One example Sethi gave is public relations (PR) pay. Businesses often measure money spent on PR through media placements and social media metrics. Determining how much return comes from your PR investment can be challenging. However, it can lead to brand loyalty, better market positioning and cost savings from fewer customer complaints, for example. Changing your perspective on money as your business expands is vital.
Say No
When Sethi started his business in his 20s, he said yes to almost everything. At first, it’s hard to say no without feeling like you’re missing out on an opportunity. Outside of business, people often feel uncomfortable saying the word. Many say yes to avoid confrontation, to engage, or to please others.

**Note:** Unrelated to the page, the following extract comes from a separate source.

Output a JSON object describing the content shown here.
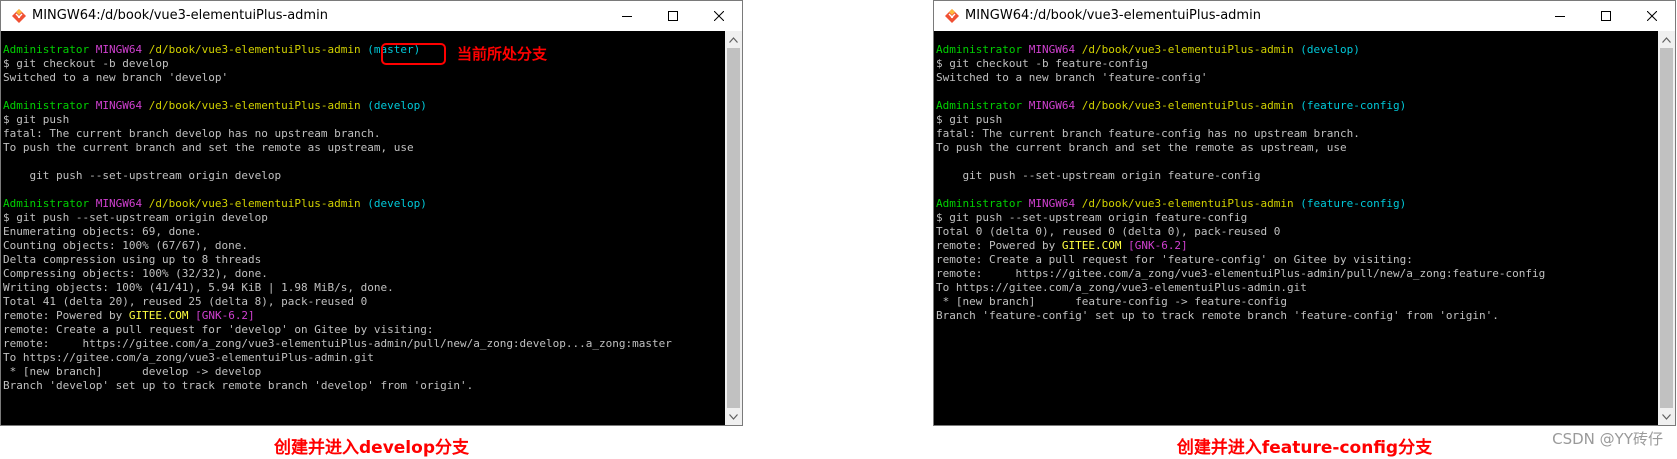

Leaders who learn to say no early in their careers will save themselves a lot of time. Being invited to go to a special conference or participate in a high-profile interview or podcast can seem like an automatic yes. However, this can cause you to overwork yourself or take your focus away from more important business matters.
Be honest with yourself
Sometimes when running a business, it’s easy to let your ego get in the way and assume you’re doing everything right. However, Sethi said many times, it’s easy to subdue flaws instead of highlighting them to make improvements. Whether it’s sending weekly newsletters to clients, appearing in interviews, or delivering a service, it’s good to step back and actually determine what the unattractive aspects are.
Seth asked himself a counterintuitive question: What do I want to do less of? The common mindset is to do more and work harder. Learning how to stop doing something can make you more effective. Discovering the skills you lack and working to improve them or delegating tasks to others who are more capable will help you succeed.
Don’t be afraid to make mistakes
While it may seem obvious, every business owner makes mistakes. Sethi has made his share of mistakes and used them as learning opportunities. A specific example was a time when he decided to interrupt a program. Customers had bought this program because it offered lifetime access, so they were very upset with Seth when he announced that he was pulling the plug. After some reflection, Sethi realized his mistake, apologized and continued the program to keep his promise.
When running a business, it’s essential to recognize when you’ve made a mistake, own up to it, and fix it. Mistakes are opportunities to learn and grow.